The city of Badajoz was one of the most important Almohad fortresses in al-Andalus. Due to constant attacks and internal conflicts, the surrounding areas of Badajoz were depopulated. The inhabitants of Badajoz paid parias (tribute) to the King of León in exchange for protection, and it was stipulated between Afonso I of Portugal and Ferdinand II that the conquest of the city would remain in the hands of Leon.

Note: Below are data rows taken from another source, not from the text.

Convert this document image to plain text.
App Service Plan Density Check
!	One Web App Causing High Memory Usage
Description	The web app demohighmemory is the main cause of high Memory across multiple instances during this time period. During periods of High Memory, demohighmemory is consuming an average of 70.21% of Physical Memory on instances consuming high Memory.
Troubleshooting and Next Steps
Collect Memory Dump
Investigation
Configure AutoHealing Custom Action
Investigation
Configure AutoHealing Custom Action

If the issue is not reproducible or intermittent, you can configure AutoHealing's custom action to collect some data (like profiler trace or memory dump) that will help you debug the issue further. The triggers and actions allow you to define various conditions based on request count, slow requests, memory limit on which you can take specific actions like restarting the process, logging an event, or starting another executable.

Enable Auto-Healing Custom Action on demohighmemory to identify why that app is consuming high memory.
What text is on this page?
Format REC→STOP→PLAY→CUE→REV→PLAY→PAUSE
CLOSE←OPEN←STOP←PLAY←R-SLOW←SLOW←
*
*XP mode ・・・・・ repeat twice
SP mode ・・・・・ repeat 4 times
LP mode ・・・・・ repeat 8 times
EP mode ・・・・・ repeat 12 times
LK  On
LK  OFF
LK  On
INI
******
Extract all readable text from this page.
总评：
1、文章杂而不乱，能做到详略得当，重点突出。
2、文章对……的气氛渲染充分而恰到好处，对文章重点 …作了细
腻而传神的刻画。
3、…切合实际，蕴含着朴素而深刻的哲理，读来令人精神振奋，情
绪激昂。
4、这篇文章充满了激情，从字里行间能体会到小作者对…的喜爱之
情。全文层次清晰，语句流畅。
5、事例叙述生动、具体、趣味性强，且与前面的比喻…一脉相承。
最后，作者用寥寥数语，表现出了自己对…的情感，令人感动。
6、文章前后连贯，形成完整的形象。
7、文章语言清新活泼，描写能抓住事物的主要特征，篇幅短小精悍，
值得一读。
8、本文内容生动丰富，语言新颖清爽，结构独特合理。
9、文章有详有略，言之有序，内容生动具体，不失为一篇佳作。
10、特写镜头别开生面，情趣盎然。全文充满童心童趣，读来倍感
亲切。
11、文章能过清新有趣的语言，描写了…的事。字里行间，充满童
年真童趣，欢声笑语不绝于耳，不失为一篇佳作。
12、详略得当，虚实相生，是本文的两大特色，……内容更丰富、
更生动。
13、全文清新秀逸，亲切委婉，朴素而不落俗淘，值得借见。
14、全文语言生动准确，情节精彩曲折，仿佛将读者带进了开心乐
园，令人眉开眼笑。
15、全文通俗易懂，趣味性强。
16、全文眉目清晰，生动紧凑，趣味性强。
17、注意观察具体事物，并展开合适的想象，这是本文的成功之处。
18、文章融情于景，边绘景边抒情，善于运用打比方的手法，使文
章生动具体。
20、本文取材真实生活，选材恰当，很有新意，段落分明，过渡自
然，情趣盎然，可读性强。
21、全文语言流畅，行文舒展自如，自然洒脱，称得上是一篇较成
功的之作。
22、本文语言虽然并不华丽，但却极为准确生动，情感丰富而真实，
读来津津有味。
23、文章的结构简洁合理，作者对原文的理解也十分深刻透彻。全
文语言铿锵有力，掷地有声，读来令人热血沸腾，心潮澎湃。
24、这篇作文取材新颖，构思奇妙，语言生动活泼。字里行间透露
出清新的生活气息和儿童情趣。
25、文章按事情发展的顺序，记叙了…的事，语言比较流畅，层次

While Ferdinand was fighting in Galicia to recover the castles and territories occupied by the Portuguese, Afonso arrived at the front of Badajoz with his troops. The Muslim defenders of Badajoz were trapped in the citadel, however, they ended up being rescued by the king of León, to whom they had asked for help. The Leonese king began to besiege the Portuguese besiegers and, when Afonso tried to pass through the city gate with his men, on horseback, he broke his leg when he hit one of the bolts, being later captured by the Leonese, in Caia e São Pedro. The capture of the Portuguese king was decisive and put an end to hostilities.

== Aftermath==
Ferdinand treated Afonso with courtesy but, nevertheless, Afonso was forced to return all the territories conquered in Galicia and east of the Guadiana and had to pay a large amount of money. Gerald the Fearless, in turn, returned to Juromenha while the Muslim governor of Badajoz again took full possession of his city.

Although he spent some time recovering in the Termas de São Pedro do Sul, Afonso I was never able to ride a horse again. He died in 1185 and was succeeded by Sancho I of Portugal in the same year.